Part of the problem comes from relying on a two-dimensional vector to represent the table. Row-vectors must have elements of the same type. That means, any row with different types across columns gets cast to the most generic type, RevObject.

A solution would be to add a DataTable object. This could then store vectors across columns (not rows) while also supporting more advanced ways of indexing (e.g. column names, slice-indexing, etc.).

Example of data table use:

x = readDataTable("my_file.txt", header=true, delimiter=",")
x[1:2, 3]
    height
    3.14
    3.21
x.col[:, ["height", "width"]]
    height  width
    3.14    7.13
    3.21    4.55
    3.77    4.74

Slice-indexing

Currently, we can either access the entire vector or individual vector elements.

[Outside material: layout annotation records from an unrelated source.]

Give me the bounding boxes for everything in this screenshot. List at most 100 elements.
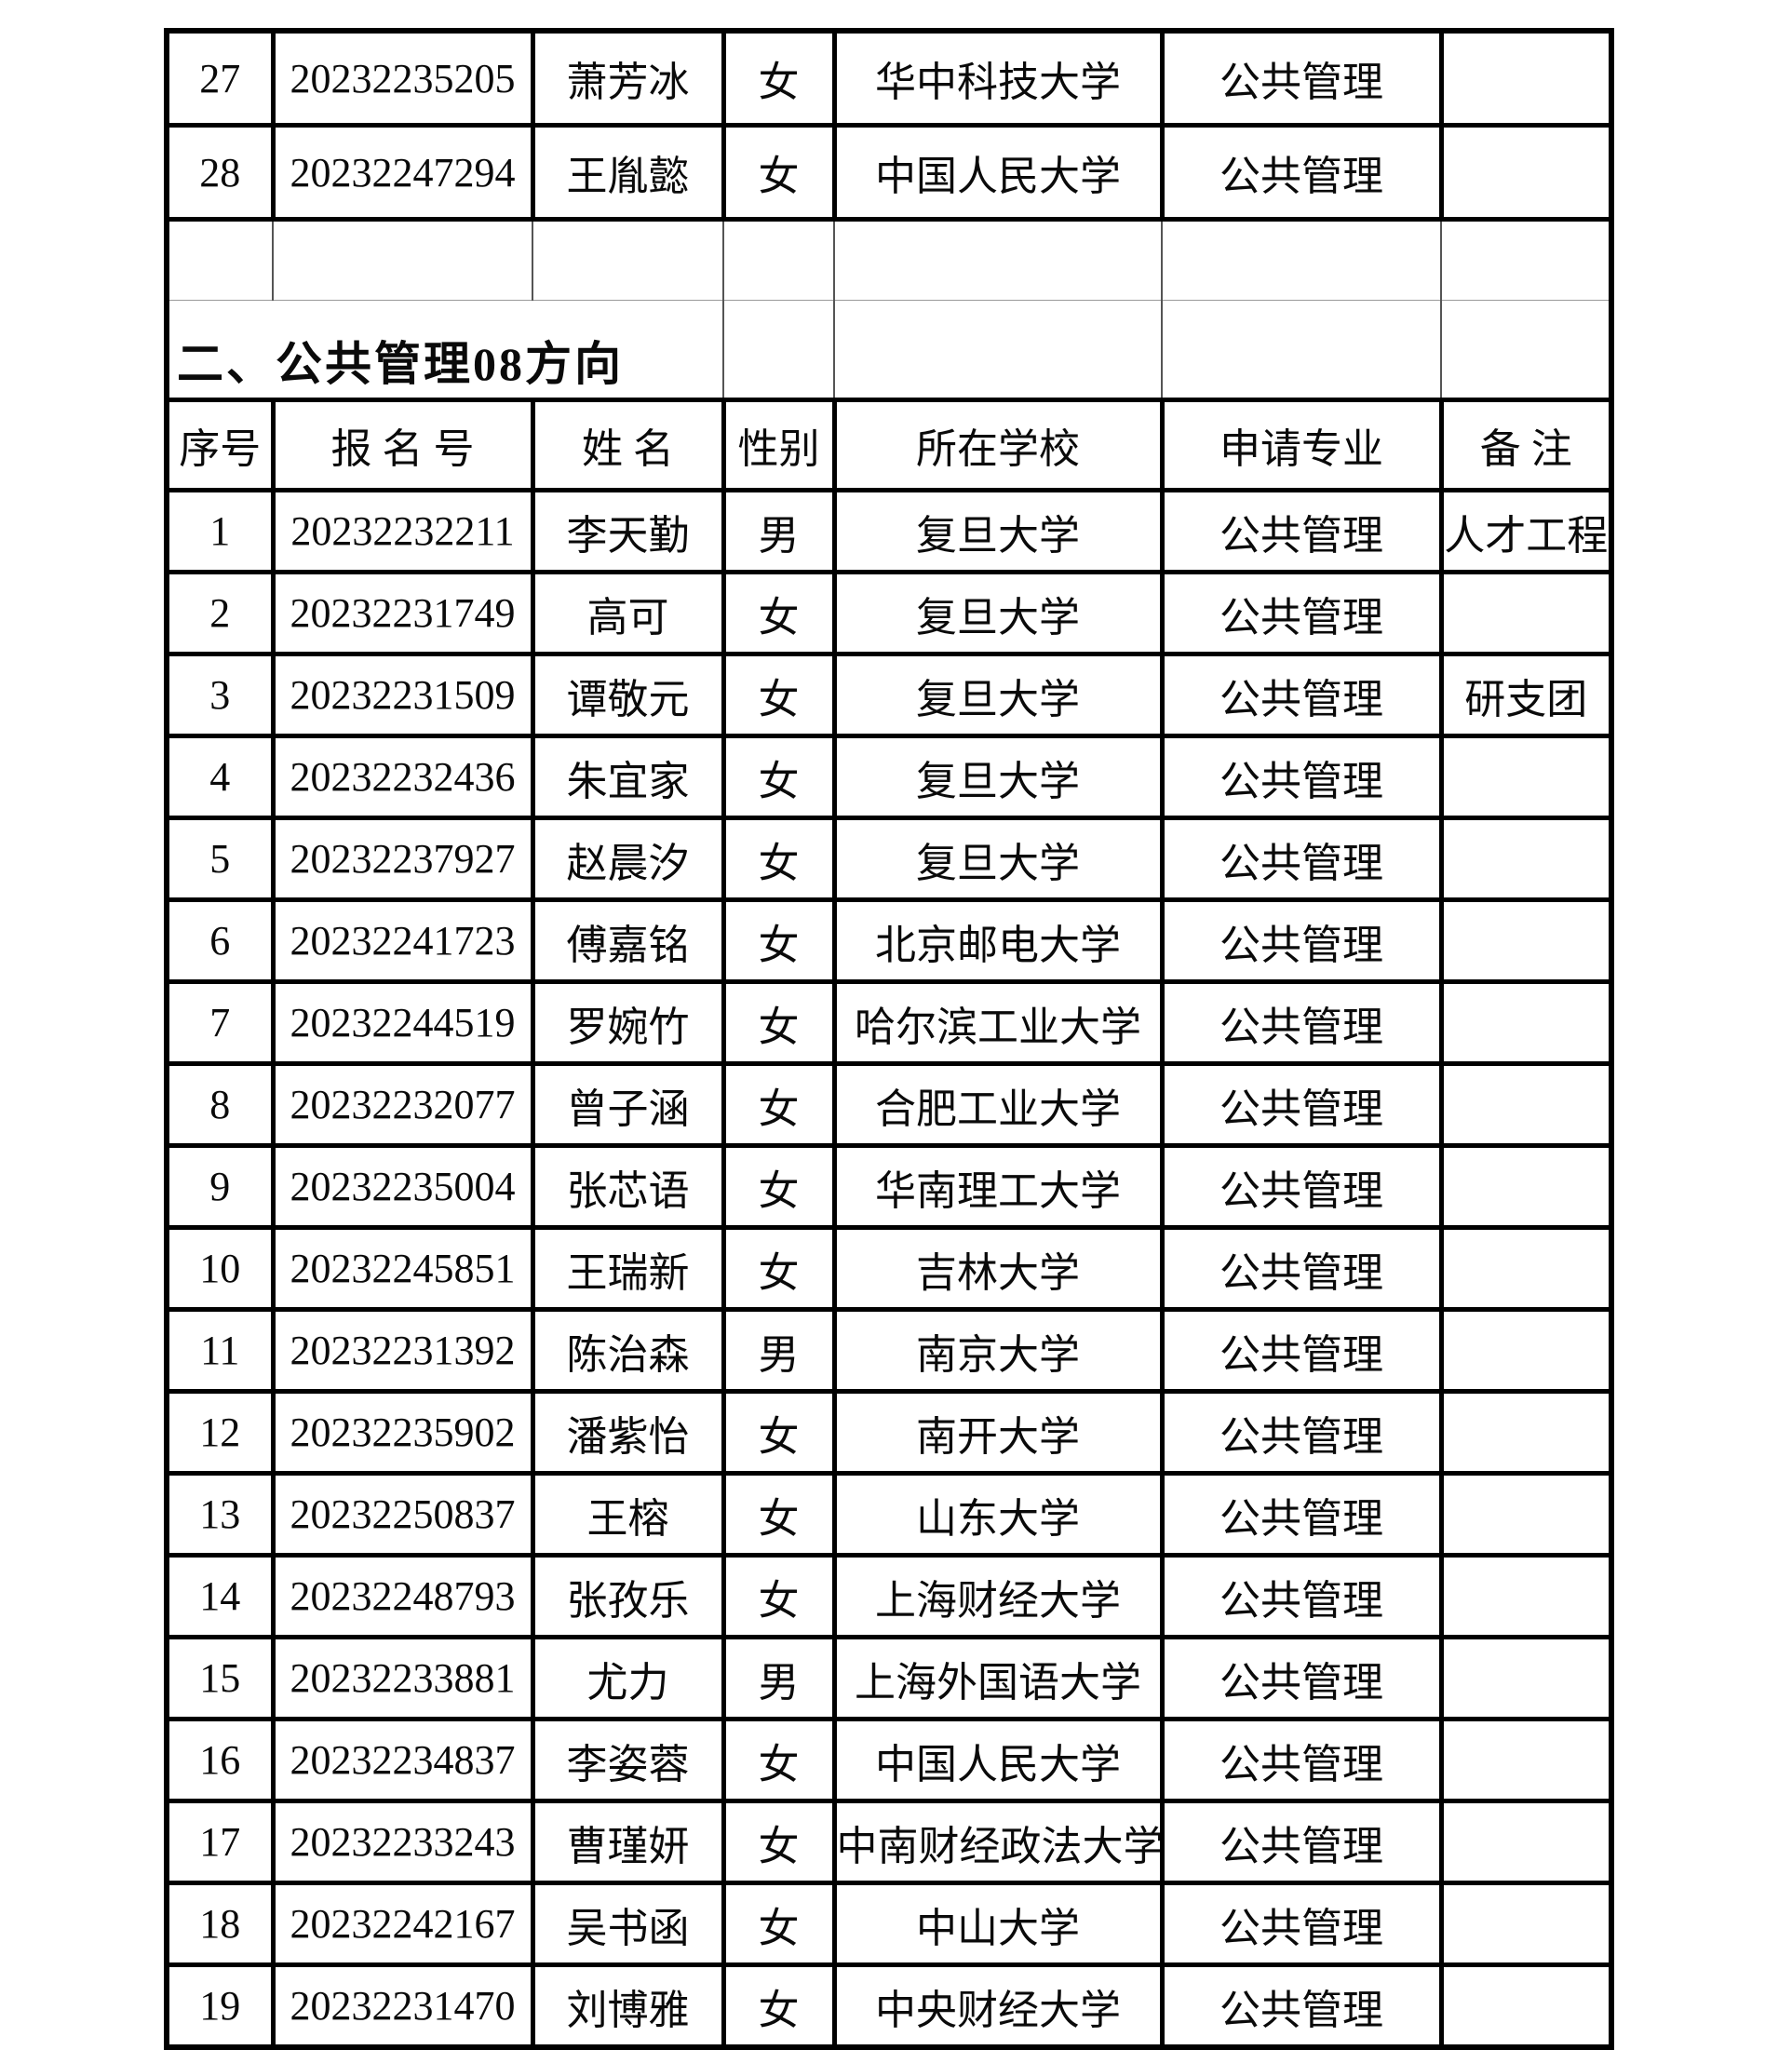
cell-name: 赵晨汐	[530, 816, 726, 902]
cell-school: 复旦大学	[831, 488, 1165, 574]
cell-gender: 男	[721, 1635, 837, 1721]
table-row: 12 20232235902 潘紫怡女南开大学 公共管理	[164, 1389, 1614, 1476]
cell-reg-no: 20232233881	[270, 1635, 535, 1721]
cell-gender: 女	[721, 1881, 837, 1967]
cell-major: 公共管理	[1159, 488, 1444, 574]
continuation-section: 27 20232235205 萧芳冰女华中科技大学 公共管理 28 20232247294…	[164, 28, 1614, 222]
cell-index: 6	[164, 897, 276, 984]
cell-name: 吴书函	[530, 1881, 726, 1967]
cell-major: 公共管理	[1159, 1635, 1444, 1721]
cell-reg-no: 20232235004	[270, 1143, 535, 1230]
table-row: 16 20232234837 李姿蓉女中国人民大学 公共管理	[164, 1717, 1614, 1803]
table-row: 27 20232235205 萧芳冰女华中科技大学 公共管理	[164, 28, 1614, 128]
main-section: 1 20232232211 李天勤男复旦大学 公共管理 人才工程 2 20232231749…	[164, 488, 1614, 2050]
cell-index: 12	[164, 1389, 276, 1476]
table-row: 3 20232231509 谭敬元女复旦大学 公共管理 研支团	[164, 652, 1614, 738]
cell-gender: 女	[721, 1717, 837, 1803]
cell-name: 曾子涵	[530, 1061, 726, 1148]
column-header-note: 备 注	[1438, 398, 1614, 492]
cell-name: 李天勤	[530, 488, 726, 574]
cell-reg-no: 20232241723	[270, 897, 535, 984]
cell-school: 南京大学	[831, 1307, 1165, 1394]
cell-gender: 女	[721, 979, 837, 1066]
cell-major: 公共管理	[1159, 1389, 1444, 1476]
cell-name: 潘紫怡	[530, 1389, 726, 1476]
cell-index: 2	[164, 570, 276, 656]
cell-note	[1438, 570, 1614, 656]
cell-gender: 女	[721, 1553, 837, 1639]
spacer-cell	[1161, 217, 1442, 301]
table-row: 15 20232233881 尤力男上海外国语大学 公共管理	[164, 1635, 1614, 1721]
spacer-cell	[272, 217, 533, 301]
cell-gender: 女	[721, 1061, 837, 1148]
cell-major: 公共管理	[1159, 28, 1444, 128]
cell-gender: 女	[721, 1143, 837, 1230]
cell-note: 人才工程	[1438, 488, 1614, 574]
cell-index: 11	[164, 1307, 276, 1394]
cell-school: 中山大学	[831, 1881, 1165, 1967]
cell-index: 28	[164, 123, 276, 222]
cell-name: 王胤懿	[530, 123, 726, 222]
table-row: 4 20232232436 朱宜家女复旦大学 公共管理	[164, 734, 1614, 820]
cell-reg-no: 20232247294	[270, 123, 535, 222]
cell-school: 上海财经大学	[831, 1553, 1165, 1639]
applicant-roster-table: 27 20232235205 萧芳冰女华中科技大学 公共管理 28 20232247294…	[164, 28, 1614, 2050]
cell-major: 公共管理	[1159, 1962, 1444, 2050]
column-header-school: 所在学校	[831, 398, 1165, 492]
cell-major: 公共管理	[1159, 734, 1444, 820]
cell-major: 公共管理	[1159, 1225, 1444, 1312]
cell-reg-no: 20232231509	[270, 652, 535, 738]
cell-school: 复旦大学	[831, 816, 1165, 902]
cell-note	[1438, 1799, 1614, 1885]
cell-major: 公共管理	[1159, 979, 1444, 1066]
table-row: 7 20232244519 罗婉竹女哈尔滨工业大学 公共管理	[164, 979, 1614, 1066]
cell-name: 陈治森	[530, 1307, 726, 1394]
table-header-row: 序号报 名 号姓 名性别 所在学校 申请专业备 注	[164, 398, 1614, 492]
cell-index: 4	[164, 734, 276, 820]
cell-name: 李姿蓉	[530, 1717, 726, 1803]
cell-note	[1438, 1635, 1614, 1721]
cell-index: 27	[164, 28, 276, 128]
cell-name: 萧芳冰	[530, 28, 726, 128]
cell-major: 公共管理	[1159, 1553, 1444, 1639]
table-row: 10 20232245851 王瑞新女吉林大学 公共管理	[164, 1225, 1614, 1312]
spacer-cell	[722, 217, 835, 301]
table-row: 19 20232231470 刘博雅女中央财经大学 公共管理	[164, 1962, 1614, 2050]
cell-school: 中南财经政法大学	[831, 1799, 1165, 1885]
cell-name: 罗婉竹	[530, 979, 726, 1066]
spacer-cell	[166, 217, 274, 301]
table-row: 2 20232231749 高可女复旦大学 公共管理	[164, 570, 1614, 656]
cell-school: 华中科技大学	[831, 28, 1165, 128]
cell-school: 哈尔滨工业大学	[831, 979, 1165, 1066]
spacer-cell	[833, 217, 1163, 301]
cell-school: 合肥工业大学	[831, 1061, 1165, 1148]
cell-gender: 女	[721, 816, 837, 902]
cell-major: 公共管理	[1159, 123, 1444, 222]
column-header-name: 姓 名	[530, 398, 726, 492]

It should be possible to add basic support for slice-indexing. Current behavior:

> y = [0, 1, 2, 3, 4]
> y[0:3]
   Error:   Argument or label mismatch for function call.
   Provided call:
   [] (Natural[]<constant> 'index' )

   Correct usage is:
   [] (Natural<any> index)

> y[ [0, 1, 2] ]
   Error:   Argument or label mismatch for function call.
   Provided call:
   [] (Natural[]<constant> 'index' )

   Correct usage is:
   [] (Natural<any> index)

Desired behavior:

> y = [0, 1, 2, 3, 4]
> y[0:3]
    [0, 1, 2]

> y[ [0, 1, 2] ]
    [0, 1, 2]

Dictionaries/maps

It'd be nice to be able to use dictionaries or maps as unordered containers. Ideally, keys and values could be of any type. For example:

x = Dictionary()
x["my_tree"] = readTrees("my_tree.tre")[1]
x["my_data"] = readDiscreteCharacterData("my_data.nex")

Dictionaries of containers (vectors or other dictionaries) could be useful, too.

bredelings commented 1 year ago

Pairs and Tuple

Another thing that would be useful to have is tuples. Pairs are a special case: a 2-tuple.

Tuples are different than vectors because each element of a tuple can have a different type, whereas every element of a vector must have the same type.

In c++, we have the type std::pair<T1,T2> for pairs. It would be nice to have the same think in RevBayes.

If we have a type like Vector<Pair<Int,String>>, then this is one way to implement a dictionary. Although not the most efficient.

dict = [("alice",1), ("bob",2)]

Implicitly but strongly typed

Sebastian noted that this combination can be complicated. However, note that languages like Rust are implicitly but strongly typed. So there is a lot of prior art here.